More ridiculously, we’ve even been to prayer meetings where people have said: “Thank you God for healing this boy” – even though nothing has happened. It’s almost as if they think God can be backed into a corner. Many times we have felt like secondclass Christians, punished by God because of a lack of faith. And wellmeaning fellow believers have unwittingly reinforced that feeling by telling all who will listen that all you need is faith and God will grant you all your wishes.
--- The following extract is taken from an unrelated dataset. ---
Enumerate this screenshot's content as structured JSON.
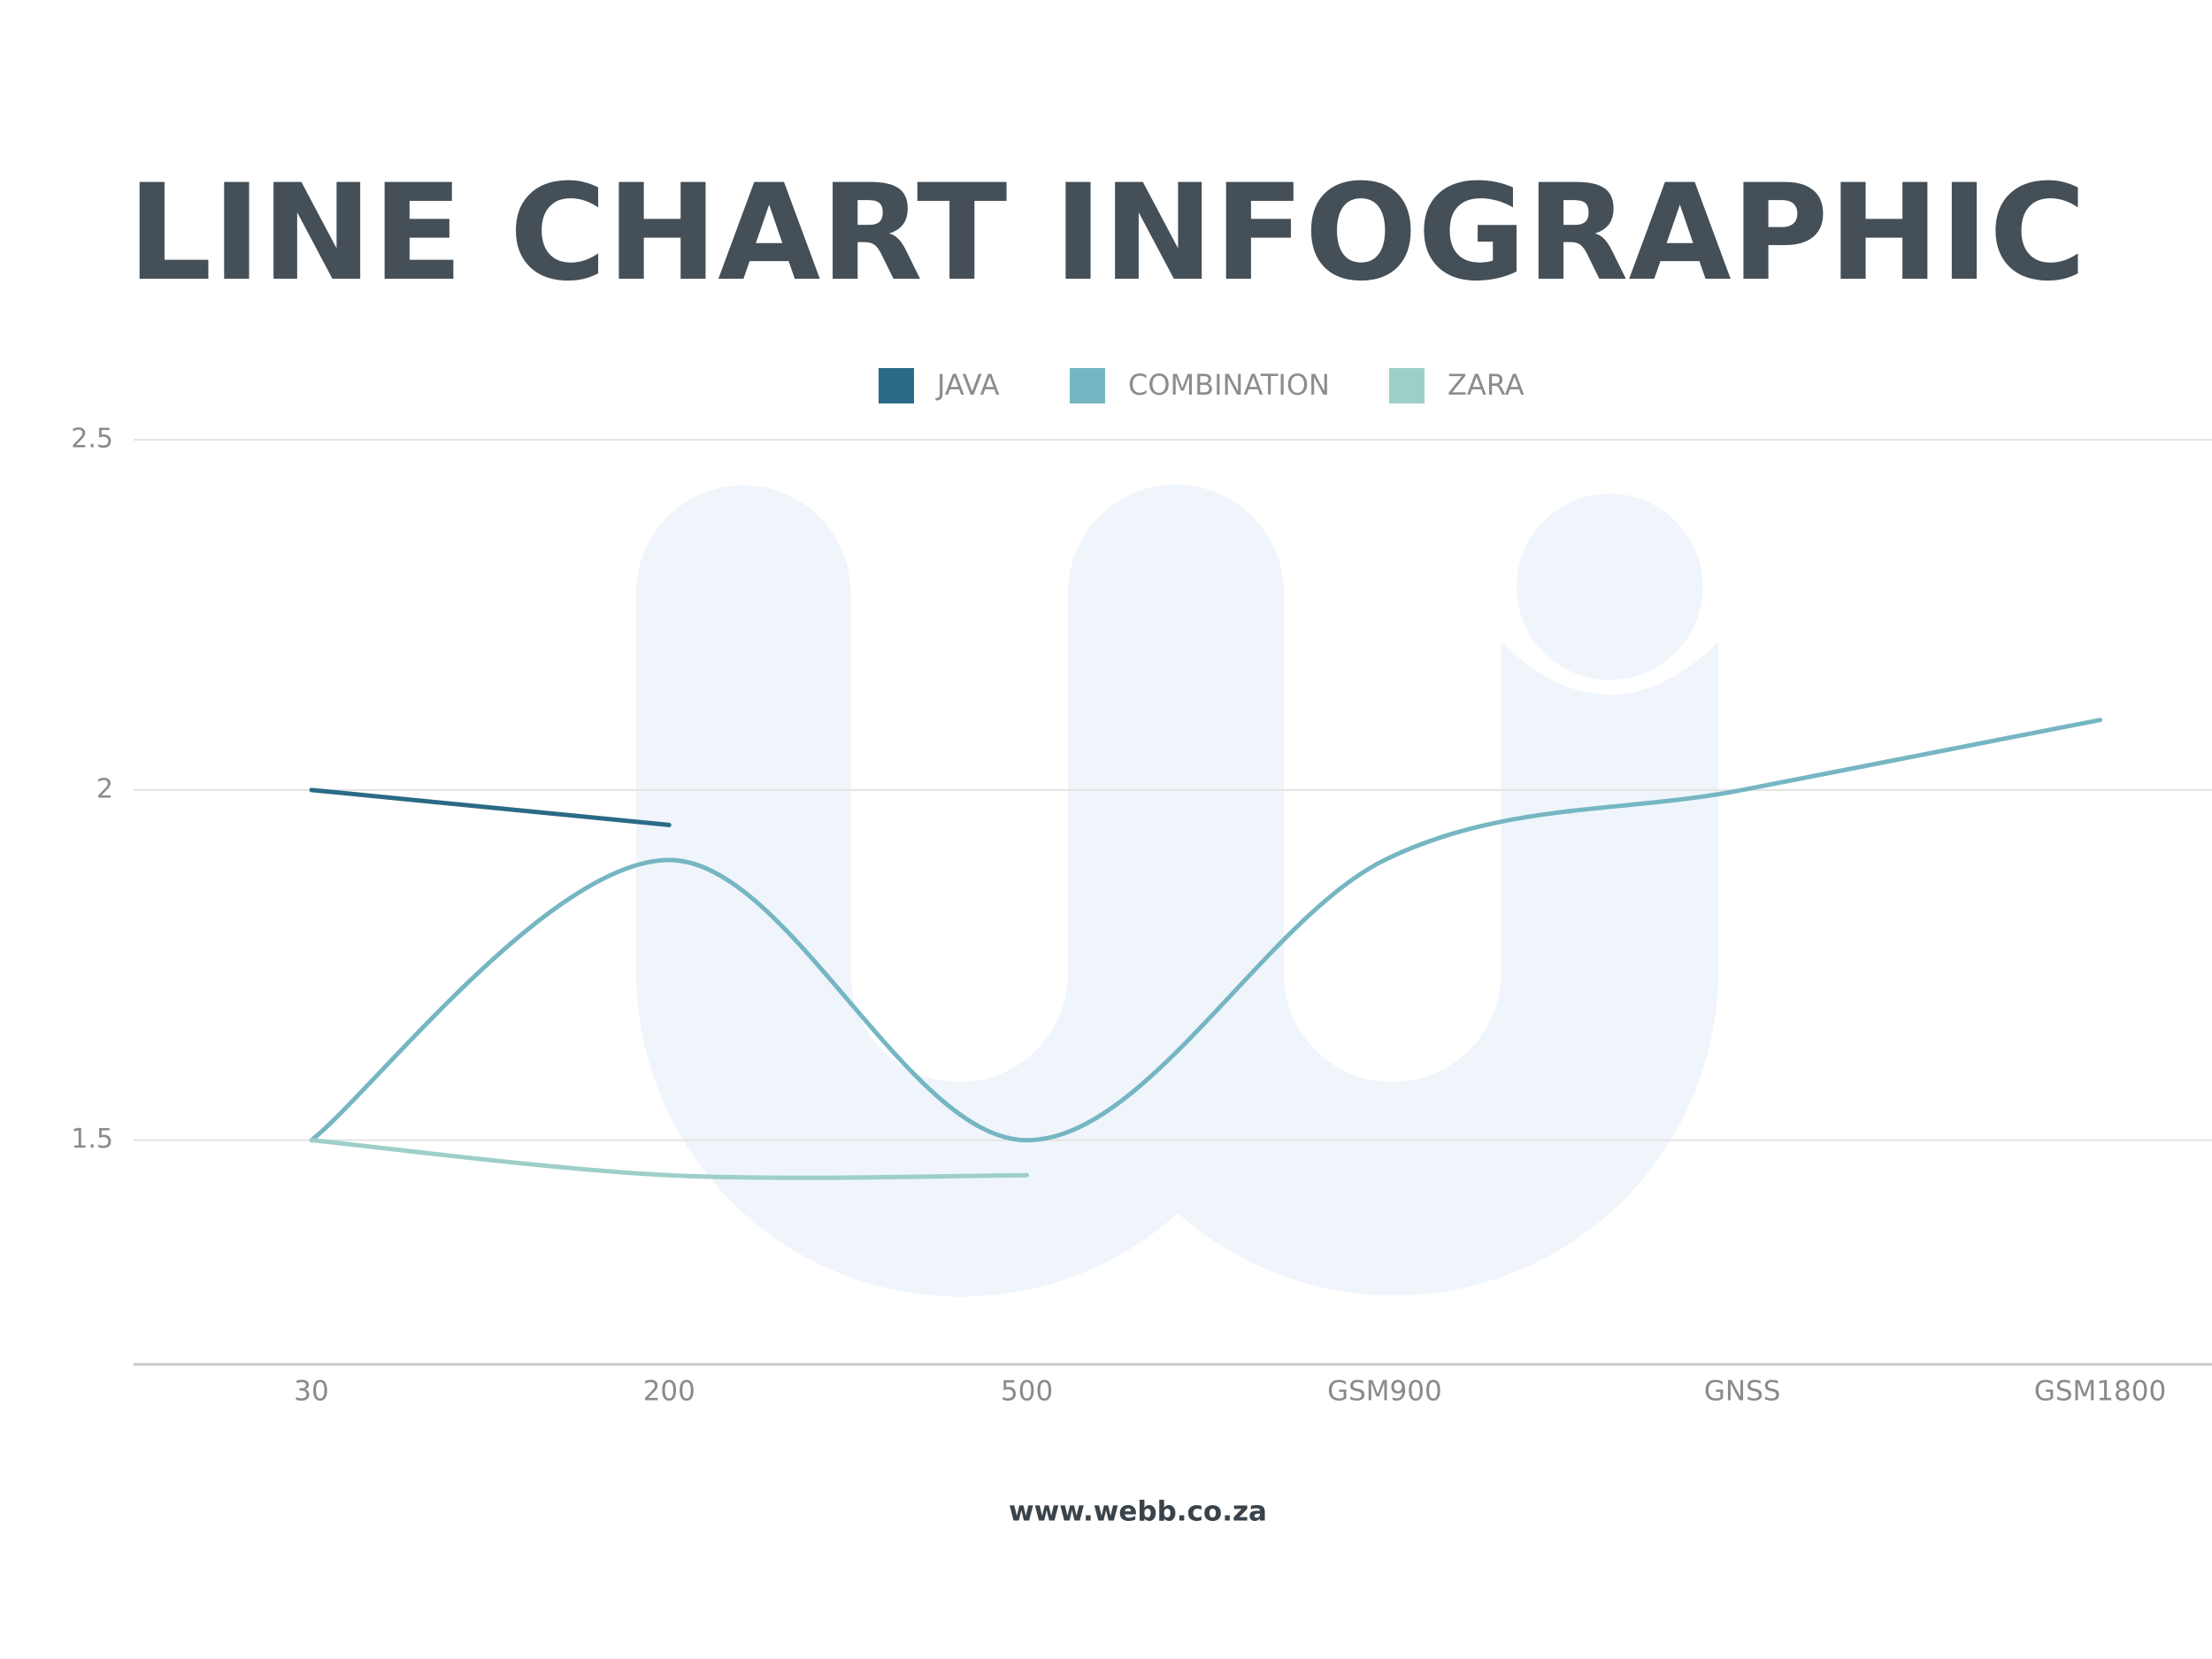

In my very humble opinion, however, I believe the reality is somewhat different. In every congregation there are numerous people who have been seeking God’s healing in their lives and the lives of their loved ones. They have faith, they love God – but they see nothing happen. They need love and support from the body of Christ – not to be made to feel somehow inferior. I’ve learnt to accept that God is God. He knows what is best and will do it at the right time. In the meantime, I can rejoice at my salvation and the healing of my son.
Steve Downes is Education Correspondent and Leader Writer for the Eastern Daily Press newspaper in Norfolk. He lives in Cromer with his wife, two sons and two stepchildren.